Бородач. Это невозможно. Двигатель днём и ночью охраняет Народ. Народ поверил, что он принесёт им счастье.

Недов. Люди так хотят счастья, что готовы идти за каждым, кто его пообещает. А счастье заключается в том, чтобы идти за ним. Те, кто обещает, понимают это, и ведут народ туда, куда им надо. Хотя, зачем это я тебе говорю?

Бородач. Конечно, не за чем. Если я всё пойму, то я перестану вам подчиняться. Но я, к вашему счастью, и не хочу ничего понимать, я хочу подчиняться. Понимание в итоге обескураживает, а подчинение приносит спокойствие.

Недов. Тогда слушай внимательно. (Появляется Сомневающийся и слушает). Ты должен убить Изобретателя.

Бородач. Будет исполнено.

Недов. Ты даже не интересуешься, почему и зачем?

Бородач. Слепое подчинений – высшая степень спокойствия.

Недов. И ты подчиняешься любому?

Бородач. Нет, только вам. Мы, бородачи, верим вам.

Недов. А что значит «верим»?

Бородач. Верить кому-то – это значит хотеть ему подчиняться.

Недов. Почему же вы хотите подчиняться именно мне?

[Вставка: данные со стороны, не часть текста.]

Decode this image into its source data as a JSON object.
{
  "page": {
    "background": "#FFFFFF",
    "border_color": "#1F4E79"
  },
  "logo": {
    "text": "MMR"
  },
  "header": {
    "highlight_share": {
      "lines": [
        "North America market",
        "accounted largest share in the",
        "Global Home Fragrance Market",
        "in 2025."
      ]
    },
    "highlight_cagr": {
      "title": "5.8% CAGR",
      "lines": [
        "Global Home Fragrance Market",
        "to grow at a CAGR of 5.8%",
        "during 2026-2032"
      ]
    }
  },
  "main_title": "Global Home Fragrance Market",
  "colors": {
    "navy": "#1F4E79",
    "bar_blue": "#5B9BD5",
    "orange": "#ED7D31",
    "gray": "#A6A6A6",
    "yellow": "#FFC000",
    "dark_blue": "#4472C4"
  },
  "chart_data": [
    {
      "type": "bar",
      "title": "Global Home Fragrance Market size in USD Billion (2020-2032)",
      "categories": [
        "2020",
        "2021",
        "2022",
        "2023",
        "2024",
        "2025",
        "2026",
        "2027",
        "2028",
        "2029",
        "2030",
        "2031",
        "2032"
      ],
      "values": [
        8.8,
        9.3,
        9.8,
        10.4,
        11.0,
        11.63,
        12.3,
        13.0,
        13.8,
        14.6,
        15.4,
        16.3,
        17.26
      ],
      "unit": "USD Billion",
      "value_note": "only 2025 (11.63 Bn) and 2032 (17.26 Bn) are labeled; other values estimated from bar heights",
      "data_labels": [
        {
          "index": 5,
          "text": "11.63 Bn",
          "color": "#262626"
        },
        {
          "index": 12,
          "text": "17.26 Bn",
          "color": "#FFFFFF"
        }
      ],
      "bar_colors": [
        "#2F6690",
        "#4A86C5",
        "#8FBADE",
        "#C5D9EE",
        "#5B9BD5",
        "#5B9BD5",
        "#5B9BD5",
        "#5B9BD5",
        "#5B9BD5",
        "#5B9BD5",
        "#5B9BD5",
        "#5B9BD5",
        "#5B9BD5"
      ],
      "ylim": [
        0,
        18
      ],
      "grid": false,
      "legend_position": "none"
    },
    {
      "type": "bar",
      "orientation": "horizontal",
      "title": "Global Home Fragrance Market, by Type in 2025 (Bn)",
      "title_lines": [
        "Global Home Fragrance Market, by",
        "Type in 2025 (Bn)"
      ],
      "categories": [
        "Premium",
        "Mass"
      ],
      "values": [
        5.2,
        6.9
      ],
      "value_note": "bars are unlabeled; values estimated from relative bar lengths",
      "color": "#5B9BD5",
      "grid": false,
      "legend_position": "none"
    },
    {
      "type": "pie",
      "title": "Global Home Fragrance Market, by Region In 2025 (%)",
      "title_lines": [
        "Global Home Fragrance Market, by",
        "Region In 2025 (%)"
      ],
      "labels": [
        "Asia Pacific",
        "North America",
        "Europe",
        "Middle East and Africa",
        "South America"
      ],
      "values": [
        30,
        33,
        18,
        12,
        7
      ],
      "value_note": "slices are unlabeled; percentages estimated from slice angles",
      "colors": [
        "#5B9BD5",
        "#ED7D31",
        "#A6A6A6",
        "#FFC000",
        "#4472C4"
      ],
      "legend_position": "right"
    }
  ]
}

Бородач. Потому что это необходимо, если мы хотим уничтожить двигатель. А если ты чего-то желаешь, значит ты в это и веришь.

Недов. Глупости. Я могу желать бессмертия, но не верить в него.

Бородач. Вы кривите душой; потому что, если вы его желаете, то в глубине души, хоть немножечко, вы в него верите. Никогда не сможешь желать то, во что абсолютно не веришь.

Недов. Ладно. Хватит философствовать. Выполняй приказ.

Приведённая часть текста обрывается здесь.